College degrees, in theory, are supposed to create smarter, more competent workers. But a new survey by Manta finds that more than 60 percent of small-business owners find no correlation between employee performance and education levels.
"I've learned that you can't teach someone how to work hard," Gary Wheeler, owner of The Virtual HR Director, says in a news release about the survey.
Despite this apparent disconnect between education and performance, Manta found that about half of small-business owners require their employees to have college degrees. This begs the question: Are business owners too picky when it comes to the education of their prospective workers?
Sometimes, a college education gets in the way. Paul Downs of Bridgeport, Pa.-based Paul Downs Cabinetmakers wrote in a New York Times blog post that he and his engineer fret that recent engineering graduates have no experience using their hands to make things.

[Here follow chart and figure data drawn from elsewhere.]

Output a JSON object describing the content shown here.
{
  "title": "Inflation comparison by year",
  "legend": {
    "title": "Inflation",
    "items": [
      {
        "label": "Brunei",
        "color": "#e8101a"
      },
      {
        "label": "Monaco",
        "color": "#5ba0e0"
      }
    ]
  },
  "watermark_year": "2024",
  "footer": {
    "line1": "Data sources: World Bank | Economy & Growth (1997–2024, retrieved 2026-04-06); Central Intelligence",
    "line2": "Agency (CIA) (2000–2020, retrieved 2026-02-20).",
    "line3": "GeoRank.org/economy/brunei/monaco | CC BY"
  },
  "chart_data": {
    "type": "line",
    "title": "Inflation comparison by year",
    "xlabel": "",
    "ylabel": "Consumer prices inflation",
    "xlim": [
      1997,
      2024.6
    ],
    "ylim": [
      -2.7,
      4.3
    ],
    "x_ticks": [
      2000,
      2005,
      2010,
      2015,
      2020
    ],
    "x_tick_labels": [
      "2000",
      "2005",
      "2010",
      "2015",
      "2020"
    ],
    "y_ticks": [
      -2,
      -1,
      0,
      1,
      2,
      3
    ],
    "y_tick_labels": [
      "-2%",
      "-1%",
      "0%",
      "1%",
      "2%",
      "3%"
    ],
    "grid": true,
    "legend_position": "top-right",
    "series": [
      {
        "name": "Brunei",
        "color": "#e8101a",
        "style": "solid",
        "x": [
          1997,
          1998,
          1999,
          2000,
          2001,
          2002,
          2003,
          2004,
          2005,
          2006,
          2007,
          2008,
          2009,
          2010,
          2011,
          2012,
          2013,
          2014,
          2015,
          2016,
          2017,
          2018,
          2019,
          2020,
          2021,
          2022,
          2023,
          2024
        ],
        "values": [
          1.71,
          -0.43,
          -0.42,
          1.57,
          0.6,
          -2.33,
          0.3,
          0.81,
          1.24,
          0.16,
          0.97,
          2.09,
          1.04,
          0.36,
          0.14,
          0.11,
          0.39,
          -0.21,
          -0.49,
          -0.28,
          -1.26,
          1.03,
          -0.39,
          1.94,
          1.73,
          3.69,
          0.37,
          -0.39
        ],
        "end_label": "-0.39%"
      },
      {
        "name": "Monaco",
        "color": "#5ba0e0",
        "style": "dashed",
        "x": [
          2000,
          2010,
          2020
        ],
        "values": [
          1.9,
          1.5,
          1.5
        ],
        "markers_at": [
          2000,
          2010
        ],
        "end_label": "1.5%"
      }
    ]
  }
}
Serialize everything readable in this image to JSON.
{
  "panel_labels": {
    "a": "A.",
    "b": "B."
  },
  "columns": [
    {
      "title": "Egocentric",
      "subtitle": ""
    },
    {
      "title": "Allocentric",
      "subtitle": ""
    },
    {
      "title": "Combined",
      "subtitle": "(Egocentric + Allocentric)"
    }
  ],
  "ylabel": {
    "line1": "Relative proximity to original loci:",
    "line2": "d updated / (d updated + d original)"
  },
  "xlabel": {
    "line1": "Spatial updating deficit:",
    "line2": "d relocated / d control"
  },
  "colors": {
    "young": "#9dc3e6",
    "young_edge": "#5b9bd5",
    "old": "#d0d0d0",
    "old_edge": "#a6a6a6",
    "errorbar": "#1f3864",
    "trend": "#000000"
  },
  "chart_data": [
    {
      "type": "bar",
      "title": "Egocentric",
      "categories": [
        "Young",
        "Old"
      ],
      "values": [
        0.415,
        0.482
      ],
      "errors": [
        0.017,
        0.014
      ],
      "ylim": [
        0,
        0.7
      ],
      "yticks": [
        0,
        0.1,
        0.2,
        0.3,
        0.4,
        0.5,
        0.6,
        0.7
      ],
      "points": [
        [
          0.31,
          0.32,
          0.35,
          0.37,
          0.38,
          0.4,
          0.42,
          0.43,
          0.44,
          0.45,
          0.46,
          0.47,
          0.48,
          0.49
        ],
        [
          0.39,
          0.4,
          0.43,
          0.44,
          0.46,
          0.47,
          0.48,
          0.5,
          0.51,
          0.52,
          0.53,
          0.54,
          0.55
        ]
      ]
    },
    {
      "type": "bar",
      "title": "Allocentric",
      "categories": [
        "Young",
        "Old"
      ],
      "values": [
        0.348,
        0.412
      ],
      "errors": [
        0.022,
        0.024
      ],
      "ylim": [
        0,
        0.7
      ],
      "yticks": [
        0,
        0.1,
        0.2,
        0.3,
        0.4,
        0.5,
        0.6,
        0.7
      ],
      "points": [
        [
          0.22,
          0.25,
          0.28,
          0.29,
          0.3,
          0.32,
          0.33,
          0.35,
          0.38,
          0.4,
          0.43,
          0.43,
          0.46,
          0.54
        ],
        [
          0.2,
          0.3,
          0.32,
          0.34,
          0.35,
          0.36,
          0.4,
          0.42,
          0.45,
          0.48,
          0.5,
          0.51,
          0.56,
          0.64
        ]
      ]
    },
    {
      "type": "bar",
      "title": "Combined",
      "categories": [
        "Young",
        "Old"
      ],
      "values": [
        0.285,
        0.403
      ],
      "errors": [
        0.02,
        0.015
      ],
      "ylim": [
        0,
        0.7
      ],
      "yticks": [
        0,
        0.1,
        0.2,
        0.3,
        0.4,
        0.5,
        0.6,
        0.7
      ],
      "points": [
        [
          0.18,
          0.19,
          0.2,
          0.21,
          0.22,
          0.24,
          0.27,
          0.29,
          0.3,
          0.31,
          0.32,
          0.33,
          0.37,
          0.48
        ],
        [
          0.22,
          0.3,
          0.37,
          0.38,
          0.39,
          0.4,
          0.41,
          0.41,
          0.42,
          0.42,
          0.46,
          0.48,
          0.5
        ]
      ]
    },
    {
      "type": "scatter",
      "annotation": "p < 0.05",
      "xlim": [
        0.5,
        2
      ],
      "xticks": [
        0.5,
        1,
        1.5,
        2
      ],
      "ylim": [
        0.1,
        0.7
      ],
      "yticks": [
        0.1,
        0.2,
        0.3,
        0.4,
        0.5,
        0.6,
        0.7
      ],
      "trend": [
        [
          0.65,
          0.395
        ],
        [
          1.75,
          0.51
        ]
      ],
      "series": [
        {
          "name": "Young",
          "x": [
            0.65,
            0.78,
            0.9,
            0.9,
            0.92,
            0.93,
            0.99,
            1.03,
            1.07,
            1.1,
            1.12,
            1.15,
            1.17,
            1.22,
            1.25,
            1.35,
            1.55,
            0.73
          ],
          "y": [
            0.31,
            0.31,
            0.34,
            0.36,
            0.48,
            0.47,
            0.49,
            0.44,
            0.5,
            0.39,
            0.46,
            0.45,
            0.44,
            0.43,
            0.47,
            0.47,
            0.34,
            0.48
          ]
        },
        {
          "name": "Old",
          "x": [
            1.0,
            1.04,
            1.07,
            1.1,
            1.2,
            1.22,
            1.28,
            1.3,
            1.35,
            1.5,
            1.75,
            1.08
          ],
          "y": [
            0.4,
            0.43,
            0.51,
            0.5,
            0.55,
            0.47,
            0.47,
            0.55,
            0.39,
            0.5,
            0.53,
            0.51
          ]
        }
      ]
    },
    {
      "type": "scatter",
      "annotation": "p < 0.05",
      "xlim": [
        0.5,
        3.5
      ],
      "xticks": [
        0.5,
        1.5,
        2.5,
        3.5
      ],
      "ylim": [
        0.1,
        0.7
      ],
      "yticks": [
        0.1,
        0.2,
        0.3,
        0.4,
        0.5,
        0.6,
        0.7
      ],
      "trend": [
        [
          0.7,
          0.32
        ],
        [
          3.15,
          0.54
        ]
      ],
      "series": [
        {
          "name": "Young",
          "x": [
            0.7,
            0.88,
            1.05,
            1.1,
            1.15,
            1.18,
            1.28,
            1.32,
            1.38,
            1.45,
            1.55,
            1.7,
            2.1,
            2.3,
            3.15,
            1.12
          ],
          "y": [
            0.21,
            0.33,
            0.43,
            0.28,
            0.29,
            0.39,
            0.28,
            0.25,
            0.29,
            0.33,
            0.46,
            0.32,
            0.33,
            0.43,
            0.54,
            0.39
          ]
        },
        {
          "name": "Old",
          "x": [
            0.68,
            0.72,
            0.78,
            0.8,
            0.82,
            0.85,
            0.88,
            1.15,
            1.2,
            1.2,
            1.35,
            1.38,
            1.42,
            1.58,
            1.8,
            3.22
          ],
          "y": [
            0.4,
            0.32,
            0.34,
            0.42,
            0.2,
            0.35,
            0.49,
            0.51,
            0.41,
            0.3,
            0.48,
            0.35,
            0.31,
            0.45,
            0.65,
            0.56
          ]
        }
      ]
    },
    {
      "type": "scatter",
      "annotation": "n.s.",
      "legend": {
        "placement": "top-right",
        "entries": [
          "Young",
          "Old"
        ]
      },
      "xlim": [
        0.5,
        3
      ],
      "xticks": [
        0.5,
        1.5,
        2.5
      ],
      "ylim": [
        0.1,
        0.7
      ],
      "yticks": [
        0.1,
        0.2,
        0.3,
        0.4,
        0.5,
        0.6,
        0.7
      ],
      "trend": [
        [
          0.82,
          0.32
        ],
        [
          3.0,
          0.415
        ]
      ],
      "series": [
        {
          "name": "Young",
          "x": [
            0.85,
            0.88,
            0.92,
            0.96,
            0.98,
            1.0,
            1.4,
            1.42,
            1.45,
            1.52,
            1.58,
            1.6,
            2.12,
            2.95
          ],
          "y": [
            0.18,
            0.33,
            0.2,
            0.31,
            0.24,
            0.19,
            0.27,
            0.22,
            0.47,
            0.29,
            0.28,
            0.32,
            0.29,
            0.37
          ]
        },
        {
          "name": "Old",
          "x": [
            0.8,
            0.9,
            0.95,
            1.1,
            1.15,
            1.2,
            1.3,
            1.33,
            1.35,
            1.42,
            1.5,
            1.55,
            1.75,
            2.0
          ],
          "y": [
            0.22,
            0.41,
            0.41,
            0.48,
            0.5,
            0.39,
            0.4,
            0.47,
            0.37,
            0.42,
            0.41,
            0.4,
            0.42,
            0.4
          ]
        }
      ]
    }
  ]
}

Downs was instead considering training an existing worker on his shop floor to become an engineer, though he calculated that it would be costly. Still, it seemed better than hiring on an engineering program graduate who would do more harm than good.
However, Manta found there was one group among which a college education was valued, and that was the business owners themselves. The survey found that 70 percent of those polled had a bachelor’s degree, and more than 60 percent thought their college degree was important to their business success.
It remains to be seen whether college degrees will be as valued as much in the future, especially in an economy when things are changing so quickly that workers consistently need to be trained and retrained with new skills.
On top of that, the 20-something generation is saddled with student loan debt, even as it enters a jobs market that is still tough. Student loan debt continues to grow with 65 percent of bachelor’s degrees recipients in 2011 holding it, up from 46 percent in 1993, according to U.S. Census Bureau data cited in USAToday.